Merck announced good news on March 6 about Sotatercept as a treatment for pulmonary arterial hypertension (PAH). In a recent phase 3 trial, Sotatercept reduced the risk of death or clinical worsening of PAH by 84% compared to the placebo. J.P. Morgan analyst Chris Schott told Reuters that Soteracept could bring in peak annual sales of $3 billion to $4 billion.

The company has another potential blockbuster in cholesterol drug MK-0616, which had promising results in a phase 2b clinical trial on 381 participants ages 18 to 80 with hypercholesterolemia -- high levels of low-density lipoprotein (LDL) cholesterol. Hypercholesterolemia is a major risk factor for atherosclerotic cardiovascular disease, which contributes to what the World Health Organization says were the top two causes of death worldwide as of 2019: ischemic heart disease, and stroke. The key for MK-0616 is that it may be effective when statins alone won't lower cholesterol. According to Credit Suisse analyst Trung Huynh, the therapy could reach peak annual sales of $5 billion.

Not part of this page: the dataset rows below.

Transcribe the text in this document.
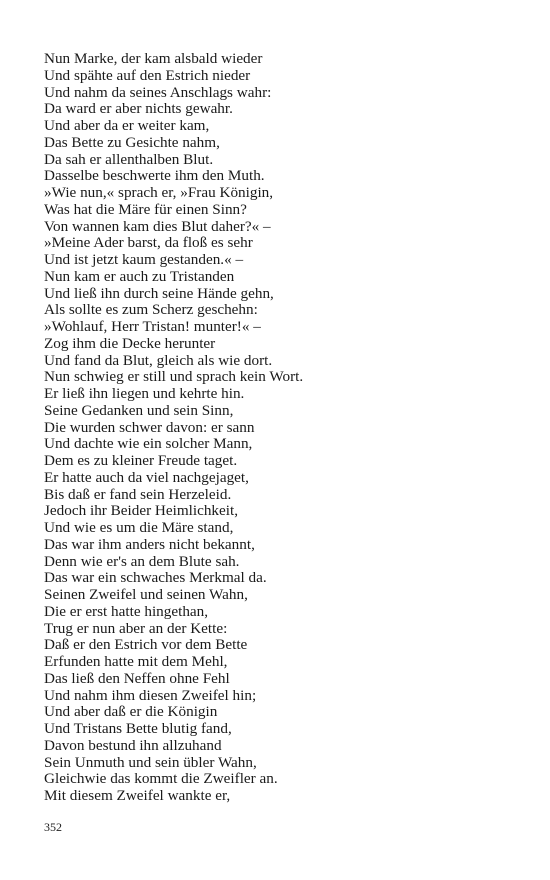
Nun Marke, der kam alsbald wieder
Und spähte auf den Estrich nieder
Und nahm da seines Anschlags wahr:
Da ward er aber nichts gewahr.
Und aber da er weiter kam,
Das Bette zu Gesichte nahm,
Da sah er allenthalben Blut.
Dasselbe beschwerte ihm den Muth.
»Wie nun,« sprach er, »Frau Königin,
Was hat die Märe für einen Sinn?
Von wannen kam dies Blut daher?« –
»Meine Ader barst, da floß es sehr
Und ist jetzt kaum gestanden.« –
Nun kam er auch zu Tristanden
Und ließ ihn durch seine Hände gehn,
Als sollte es zum Scherz geschehn:
»Wohlauf, Herr Tristan! munter!« –
Zog ihm die Decke herunter
Und fand da Blut, gleich als wie dort.
Nun schwieg er still und sprach kein Wort.
Er ließ ihn liegen und kehrte hin.
Seine Gedanken und sein Sinn,
Die wurden schwer davon: er sann
Und dachte wie ein solcher Mann,
Dem es zu kleiner Freude taget.
Er hatte auch da viel nachgejaget,
Bis daß er fand sein Herzeleid.
Jedoch ihr Beider Heimlichkeit,
Und wie es um die Märe stand,
Das war ihm anders nicht bekannt,
Denn wie er's an dem Blute sah.
Das war ein schwaches Merkmal da.
Seinen Zweifel und seinen Wahn,
Die er erst hatte hingethan,
Trug er nun aber an der Kette:
Daß er den Estrich vor dem Bette
Erfunden hatte mit dem Mehl,
Das ließ den Neffen ohne Fehl
Und nahm ihm diesen Zweifel hin;
Und aber daß er die Königin
Und Tristans Bette blutig fand,
Davon bestund ihn allzuhand
Sein Unmuth und sein übler Wahn,
Gleichwie das kommt die Zweifler an.
Mit diesem Zweifel wankte er,
352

COVID-19 treatment Lagevrio (molnupiravir) is facing reduced sales this year. So the company's forecast for 2023 revenue is down slightly, between $57.2 billion to $58.7 billion, though EPS is expected to rise to between $5.86 and $6.01.

Merck raised its quarterly dividend by 6% last year to $0.73, giving it a current yield of 2.7%. It has increased its quarterly dividend for 12 consecutive years, and its payout ratio is under 48%, so there's plenty of room for future increases. Over the past decade, Merck has increased its dividend by close to 70%.